Le site vendant la formation précise que cette certification n’est pas reconnue par l’État, mais qu’elle permet néanmoins d’ “exercer dès la fin de la formation”…
Les pratiques associées (sophrologie, réflexes archaïques, EFT, méditation, hypnose…) sont présentées comme des “outils complémentaires” d’aide aux apprentissages, sans distinction entre le registre thérapeutique, spirituel ou éducatif.
Origine
Créée en France au début des années 2010, la psychopédagogie positive a d’abord été promue dans le milieu du coaching scolaire avant de s’étendre à la formation des enseignants.
Le dépôt des marques Pédagogie positive puis Praticien en psychopédagogie positive confirme son statut commercial et non académique.
Le site officiel revendique une approche dite “Tête, Cœur, Corps”, censée réconcilier la pensée, l’émotion et le geste, or cette triade est typique des dérives issues du courant new-age, qui valorisent une “harmonisation des plans physique, émotionnel et spirituel” présentée comme une voie de guérison intérieure et d’éveil global.
On retrouve cette structure symbolique dans de nombreuses pratiques ésotériques (chamanisme occidental, kinésiologie, “thérapies quantiques”), où elle exprime une vision unifiée de l’être humain, étrangère à la démarche scientifique et éducative.
Points de vigilance
- Absence de fondement scientifique : la psychopédagogie positive assemble des éléments hétéroclites issus de disciplines non validées (PNL, sophrologie, réflexes archaïques, méditation…).
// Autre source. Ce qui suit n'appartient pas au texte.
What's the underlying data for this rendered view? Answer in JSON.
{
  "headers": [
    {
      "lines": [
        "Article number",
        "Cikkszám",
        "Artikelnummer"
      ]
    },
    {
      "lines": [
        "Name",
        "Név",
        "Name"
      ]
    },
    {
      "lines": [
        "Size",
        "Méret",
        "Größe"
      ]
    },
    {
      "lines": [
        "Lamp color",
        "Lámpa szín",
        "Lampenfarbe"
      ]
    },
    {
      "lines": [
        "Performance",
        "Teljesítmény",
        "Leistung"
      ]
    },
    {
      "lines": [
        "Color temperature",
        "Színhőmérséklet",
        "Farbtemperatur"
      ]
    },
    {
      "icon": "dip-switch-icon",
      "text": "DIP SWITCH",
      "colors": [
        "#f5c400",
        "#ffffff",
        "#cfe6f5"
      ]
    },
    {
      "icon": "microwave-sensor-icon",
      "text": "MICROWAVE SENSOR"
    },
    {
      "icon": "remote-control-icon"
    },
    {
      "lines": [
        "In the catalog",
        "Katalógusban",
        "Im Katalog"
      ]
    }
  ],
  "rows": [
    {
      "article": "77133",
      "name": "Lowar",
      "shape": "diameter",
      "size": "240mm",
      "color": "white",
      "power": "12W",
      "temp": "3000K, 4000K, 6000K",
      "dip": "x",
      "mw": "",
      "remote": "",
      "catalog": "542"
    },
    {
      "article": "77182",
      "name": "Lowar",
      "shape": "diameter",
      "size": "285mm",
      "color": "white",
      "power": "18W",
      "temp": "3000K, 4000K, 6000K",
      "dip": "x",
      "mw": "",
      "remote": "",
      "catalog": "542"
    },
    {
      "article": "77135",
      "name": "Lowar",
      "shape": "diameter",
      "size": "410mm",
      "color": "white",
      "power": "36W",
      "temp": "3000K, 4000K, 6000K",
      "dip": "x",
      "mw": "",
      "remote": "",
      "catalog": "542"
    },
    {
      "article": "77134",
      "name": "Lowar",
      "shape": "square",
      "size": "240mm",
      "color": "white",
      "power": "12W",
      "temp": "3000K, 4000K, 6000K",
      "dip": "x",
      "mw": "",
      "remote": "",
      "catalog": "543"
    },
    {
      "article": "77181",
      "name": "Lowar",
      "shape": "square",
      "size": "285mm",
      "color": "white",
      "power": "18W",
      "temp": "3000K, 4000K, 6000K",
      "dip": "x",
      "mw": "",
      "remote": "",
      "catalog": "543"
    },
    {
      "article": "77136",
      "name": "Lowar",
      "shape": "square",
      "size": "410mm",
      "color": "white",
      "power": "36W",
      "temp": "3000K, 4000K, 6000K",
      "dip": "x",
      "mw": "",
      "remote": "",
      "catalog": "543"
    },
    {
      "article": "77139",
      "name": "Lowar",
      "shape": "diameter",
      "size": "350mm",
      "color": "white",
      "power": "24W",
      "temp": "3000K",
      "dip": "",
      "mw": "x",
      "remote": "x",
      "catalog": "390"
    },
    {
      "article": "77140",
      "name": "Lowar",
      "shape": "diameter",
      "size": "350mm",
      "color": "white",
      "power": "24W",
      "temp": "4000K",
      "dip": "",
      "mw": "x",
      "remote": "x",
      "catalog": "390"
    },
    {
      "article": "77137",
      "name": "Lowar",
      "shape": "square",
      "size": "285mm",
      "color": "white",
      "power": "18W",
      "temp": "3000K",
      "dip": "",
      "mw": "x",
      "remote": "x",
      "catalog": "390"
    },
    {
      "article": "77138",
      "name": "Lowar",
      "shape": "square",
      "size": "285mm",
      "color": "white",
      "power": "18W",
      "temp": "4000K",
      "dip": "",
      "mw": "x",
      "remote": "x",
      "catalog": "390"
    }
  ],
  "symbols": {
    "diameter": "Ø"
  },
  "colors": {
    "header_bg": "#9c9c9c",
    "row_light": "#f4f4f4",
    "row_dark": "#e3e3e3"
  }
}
- Habillage neuroscientifique trompeur : elle utilise un lexique pseudo-scientifique (“cerveau droit/gauche”, “plasticité neuronale”, “cerveau en mode positif”) sans lien avec les travaux de la recherche.
- Formation non reconnue : la certification délivrée par La Fabrique à Bonheurs n’a aucune valeur légale et ne correspond à aucun diplôme enregistré au RNCP.
- Glissement vers le thérapeutique : les exercices proposés (visualisation, respiration, ancrage) relèvent du champ psychologique, non de la pédagogie. Ils peuvent exposer les élèves à des pratiques de type méditatif ou suggestif.
- Risque d’emprise et de dérive commerciale : la Miviludes (Mission interministérielle de vigilance et de lutte contre les dérives sectaires) alerte sur ces approches “psychologisantes” conduites par des formateurs auto-proclamés, sans supervision ni contrôle des contenus.
En résumé, la psychopédagogie positive relève moins d’une pédagogie que d’une marque commerciale mêlant coaching, spiritualité douce et pseudosciences.
Sous couvert de bienveillance, elle brouille les frontières entre éducation, thérapie et commerce.
Et si on faisait plutôt…
… de la métacognition, pour aider les élèves à identifier et réguler leurs propres stratégies d’apprentissage,
… des activités coopératives, pour travailler la gestion des émotions et le vivre-ensemble,
… des moments de pause simples et neutres : lecture silencieuse, respiration libre, étirements… sans habillage “énergétique” ni “neuro-positif”.